LA DOMANDA DEL MERCATO ESTERO è superiore alla produzione italiana e allora si importa da Spagna, Grecia, Tunisia, Marocco, si miscela con un 10-15% di olio italiano, si imbottiglia e si esporta con i marchi italiani. La Toscana è particolarmente «esportabile». Anche se la regione produce solo il 3% dell’olio italiano, i marchi presenti sul suo territorio sono un terzo di quelli italiani. Il mercato dell’olio, pur rappresentando solo l’1,6% degli oli vegetali, è in continua espansione, soprattutto dopo gli allarmi lanciati per l’olio di palma. La «spremuta di olive», il più pregiato condimento che abbiamo a disposizione, è anche il prodotto alimentare più soggetto a frodi e sofisticazioni. Secondo gli organismi di controllo le infrazioni più frequenti interessano «oli a composizione anomala derivanti dall’applicazione di trattamenti non consentiti». Una indagine di Altroconsumo, che ha fatto analizzare 30 oli extravergini tra i più acquistati, ha constatato che 8 di questi non potevano essere classificati come extravergini.

NEL 2014 IL NEW YORK TIMES RACCONTO’ la truffa dell’olio «toscano» di provenienza greca e tunisina.
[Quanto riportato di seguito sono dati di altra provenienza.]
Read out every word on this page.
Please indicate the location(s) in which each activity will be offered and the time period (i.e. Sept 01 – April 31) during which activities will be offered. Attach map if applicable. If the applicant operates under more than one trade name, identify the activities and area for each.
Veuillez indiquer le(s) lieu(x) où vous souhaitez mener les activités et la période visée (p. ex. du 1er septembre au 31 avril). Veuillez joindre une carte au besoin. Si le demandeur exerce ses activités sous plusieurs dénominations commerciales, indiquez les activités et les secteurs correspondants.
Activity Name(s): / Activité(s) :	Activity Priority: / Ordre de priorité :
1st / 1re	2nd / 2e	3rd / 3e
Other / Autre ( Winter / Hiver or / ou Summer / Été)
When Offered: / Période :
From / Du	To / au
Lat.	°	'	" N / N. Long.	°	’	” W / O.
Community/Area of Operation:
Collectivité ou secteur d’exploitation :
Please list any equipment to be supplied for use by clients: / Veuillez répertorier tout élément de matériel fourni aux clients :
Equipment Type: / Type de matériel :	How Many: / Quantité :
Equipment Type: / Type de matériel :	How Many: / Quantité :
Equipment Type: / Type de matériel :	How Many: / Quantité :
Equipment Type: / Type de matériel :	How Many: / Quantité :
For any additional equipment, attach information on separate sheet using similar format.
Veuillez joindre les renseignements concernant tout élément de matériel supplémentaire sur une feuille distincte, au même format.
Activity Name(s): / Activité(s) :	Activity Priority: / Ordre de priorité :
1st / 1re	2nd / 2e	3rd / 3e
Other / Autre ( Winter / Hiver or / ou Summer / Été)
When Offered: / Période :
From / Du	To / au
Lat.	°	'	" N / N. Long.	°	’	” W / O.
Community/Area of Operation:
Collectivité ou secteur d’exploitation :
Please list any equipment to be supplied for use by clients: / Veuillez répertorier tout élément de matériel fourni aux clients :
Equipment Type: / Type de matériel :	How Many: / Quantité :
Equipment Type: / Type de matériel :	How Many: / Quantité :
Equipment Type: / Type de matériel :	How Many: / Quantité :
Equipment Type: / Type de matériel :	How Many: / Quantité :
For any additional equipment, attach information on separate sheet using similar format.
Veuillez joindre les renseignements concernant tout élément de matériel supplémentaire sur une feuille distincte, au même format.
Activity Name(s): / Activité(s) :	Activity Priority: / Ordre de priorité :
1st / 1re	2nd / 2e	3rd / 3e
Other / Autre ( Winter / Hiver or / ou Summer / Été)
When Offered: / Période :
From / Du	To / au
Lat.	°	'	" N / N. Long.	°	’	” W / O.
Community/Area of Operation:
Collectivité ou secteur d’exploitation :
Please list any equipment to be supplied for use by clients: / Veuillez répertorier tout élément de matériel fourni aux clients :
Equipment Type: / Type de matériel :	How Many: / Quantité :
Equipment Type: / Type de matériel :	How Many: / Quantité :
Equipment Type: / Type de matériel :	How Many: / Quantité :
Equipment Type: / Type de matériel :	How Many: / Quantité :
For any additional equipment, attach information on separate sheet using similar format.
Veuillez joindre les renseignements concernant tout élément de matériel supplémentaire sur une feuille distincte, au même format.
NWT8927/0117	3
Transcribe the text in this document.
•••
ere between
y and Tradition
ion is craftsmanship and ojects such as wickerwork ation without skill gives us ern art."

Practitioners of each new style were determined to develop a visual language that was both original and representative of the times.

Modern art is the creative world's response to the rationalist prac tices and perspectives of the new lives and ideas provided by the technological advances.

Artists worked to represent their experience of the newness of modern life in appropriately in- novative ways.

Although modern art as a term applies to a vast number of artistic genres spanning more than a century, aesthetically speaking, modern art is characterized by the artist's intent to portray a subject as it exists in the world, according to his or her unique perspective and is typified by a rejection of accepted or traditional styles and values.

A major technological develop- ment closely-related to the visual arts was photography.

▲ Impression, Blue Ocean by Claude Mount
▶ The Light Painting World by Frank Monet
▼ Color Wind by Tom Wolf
Nel 2015 sette importanti marchi (Carapelli, Bertolli, Sasso, Santa Sabina, Coricelli, Primadonna, Antica Badia) furono accusati di frode in commercio. I NAS dimostrarono che era stato messo in vendita un olio vergine indicato come extravergine. Un tempo le frodi erano rappresentate dalle miscele con oli di semi. Oggi il sistema è più sofisticato. Oli non conformi vengono sottoposti a processi di arricchimento e manipolazioni «diventano»extravergini. Sono ben 9 le autorità che in Italia vigilano sull’olio, ma le difficoltà sono notevoli per riuscire a garantire un efficace sistema di controllo. E si fa sempre più frequente la «denominazione d’origine inventata».